Another such instance is the financial scandal surrounding a former Glen Rock High School Economics teacher. He admitted to embezzling nearly $70,000 from Knowlton School in Delaware, NJ, where he was the Business Administrator of the Board of Education. He allegedly used his business experience and the power of his position to overpay himself and write fraudulent checks made payable to himself, which were entered into the school records as sent to the district heating oil supplier.

This last incident’s proximity to Glen Rock and its students evokes an important question: does authority corrupt those who possess it, or are those who abuse authority already corrupt?

Prison power experiment

Regardless, there can be a large amount of truth in Dalberg-Acton’s statement: “Power tends to corrupt, and absolute power corrupts absolutely.”

The extortion of power in positions of leverage has been studied extensively in clinical settings, most notably, the infamous Stanford Prison Experiment, conducted in the autumn of 1971. The psychological experiment placed young men in a vacant prison, with half of the subjects being assigned the role of prisoners and the other half as prison guards.

What the researchers found surprised them. The manipulation of power was so profound that several of the psychologists observing the experiment eventually became engrossed in the experiment and were unable to recognize unscrupulous behavior from the “prison guards.”

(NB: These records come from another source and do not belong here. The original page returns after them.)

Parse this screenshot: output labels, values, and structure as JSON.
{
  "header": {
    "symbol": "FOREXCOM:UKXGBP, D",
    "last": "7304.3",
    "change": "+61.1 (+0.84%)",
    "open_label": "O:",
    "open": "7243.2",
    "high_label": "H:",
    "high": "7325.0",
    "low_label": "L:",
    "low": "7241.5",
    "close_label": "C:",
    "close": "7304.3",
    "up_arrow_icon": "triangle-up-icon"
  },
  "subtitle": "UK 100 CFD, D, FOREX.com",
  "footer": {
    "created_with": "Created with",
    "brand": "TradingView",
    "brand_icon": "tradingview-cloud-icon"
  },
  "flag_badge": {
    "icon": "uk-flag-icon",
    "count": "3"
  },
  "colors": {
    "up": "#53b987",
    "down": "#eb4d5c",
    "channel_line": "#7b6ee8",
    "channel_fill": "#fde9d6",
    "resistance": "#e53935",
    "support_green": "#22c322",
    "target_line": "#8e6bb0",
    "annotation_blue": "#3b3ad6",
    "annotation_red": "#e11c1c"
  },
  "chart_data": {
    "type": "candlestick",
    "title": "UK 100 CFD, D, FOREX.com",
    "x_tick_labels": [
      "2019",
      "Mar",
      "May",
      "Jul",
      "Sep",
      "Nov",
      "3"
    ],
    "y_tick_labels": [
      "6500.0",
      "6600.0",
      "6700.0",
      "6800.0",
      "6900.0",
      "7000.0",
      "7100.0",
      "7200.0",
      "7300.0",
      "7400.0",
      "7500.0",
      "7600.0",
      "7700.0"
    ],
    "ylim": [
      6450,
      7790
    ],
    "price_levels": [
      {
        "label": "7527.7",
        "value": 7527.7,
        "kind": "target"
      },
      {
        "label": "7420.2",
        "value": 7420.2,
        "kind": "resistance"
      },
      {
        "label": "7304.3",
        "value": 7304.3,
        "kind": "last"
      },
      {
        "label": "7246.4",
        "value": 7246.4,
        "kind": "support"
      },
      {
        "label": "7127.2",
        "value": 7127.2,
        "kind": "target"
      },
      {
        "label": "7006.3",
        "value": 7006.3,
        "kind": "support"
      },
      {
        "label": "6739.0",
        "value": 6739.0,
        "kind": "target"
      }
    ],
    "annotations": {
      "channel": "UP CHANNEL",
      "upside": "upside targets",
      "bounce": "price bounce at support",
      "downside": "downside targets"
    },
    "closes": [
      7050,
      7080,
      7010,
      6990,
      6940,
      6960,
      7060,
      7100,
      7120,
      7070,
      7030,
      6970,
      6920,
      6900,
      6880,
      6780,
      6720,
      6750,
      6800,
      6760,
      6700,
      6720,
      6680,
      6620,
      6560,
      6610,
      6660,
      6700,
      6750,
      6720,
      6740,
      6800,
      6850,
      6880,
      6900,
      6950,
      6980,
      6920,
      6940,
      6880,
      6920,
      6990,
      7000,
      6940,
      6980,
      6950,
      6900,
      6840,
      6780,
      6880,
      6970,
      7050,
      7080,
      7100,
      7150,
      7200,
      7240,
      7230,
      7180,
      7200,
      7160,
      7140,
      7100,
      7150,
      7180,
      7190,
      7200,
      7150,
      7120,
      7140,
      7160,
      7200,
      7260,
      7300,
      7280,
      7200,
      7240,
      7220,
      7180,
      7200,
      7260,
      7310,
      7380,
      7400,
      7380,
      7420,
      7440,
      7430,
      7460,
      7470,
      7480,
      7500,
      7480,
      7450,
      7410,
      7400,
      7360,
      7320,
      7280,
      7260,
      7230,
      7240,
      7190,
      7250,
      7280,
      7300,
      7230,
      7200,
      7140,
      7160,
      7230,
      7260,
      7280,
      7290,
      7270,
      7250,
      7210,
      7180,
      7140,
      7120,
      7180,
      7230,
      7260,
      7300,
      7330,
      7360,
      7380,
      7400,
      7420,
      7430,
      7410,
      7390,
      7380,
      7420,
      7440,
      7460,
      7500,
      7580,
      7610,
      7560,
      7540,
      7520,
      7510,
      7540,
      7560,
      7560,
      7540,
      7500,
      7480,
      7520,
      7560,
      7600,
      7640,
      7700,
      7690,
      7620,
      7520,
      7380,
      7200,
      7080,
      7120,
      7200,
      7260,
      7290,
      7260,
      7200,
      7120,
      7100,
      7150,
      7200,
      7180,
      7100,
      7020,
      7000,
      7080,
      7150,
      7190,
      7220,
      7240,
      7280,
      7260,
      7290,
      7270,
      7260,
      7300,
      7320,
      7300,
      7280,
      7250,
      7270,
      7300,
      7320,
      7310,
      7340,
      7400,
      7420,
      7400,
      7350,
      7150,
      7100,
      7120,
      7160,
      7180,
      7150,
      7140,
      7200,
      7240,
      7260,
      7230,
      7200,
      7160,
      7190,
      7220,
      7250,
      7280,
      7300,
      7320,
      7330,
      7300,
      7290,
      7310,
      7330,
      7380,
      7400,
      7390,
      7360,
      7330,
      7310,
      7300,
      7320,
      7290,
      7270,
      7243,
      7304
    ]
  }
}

The guards wielded absolute, tyrannical power.  They assigned prisoners numbers to dehumanize them, enacted prolonged exercise periods to exhaust them, and embarrassed them by forcing the prisoners to defecate into a bucket that they were not allowed to empty.

Were these “prison guards” intrinsically bad, or were they tainted by the experiment?

Power tends to corrupt, and absolute power corrupts absolutely.

— Sir John Dalberg-Acton

Still undecided

Yet while the results of the Stanford experiment seem to suggest that power itself is what corrupts, the results are not conclusively linked to other situations of authority.

Ultimately, it may be impossible for anyone to know whether individuals in power were already corrupted or if the power itself is the corrupting force.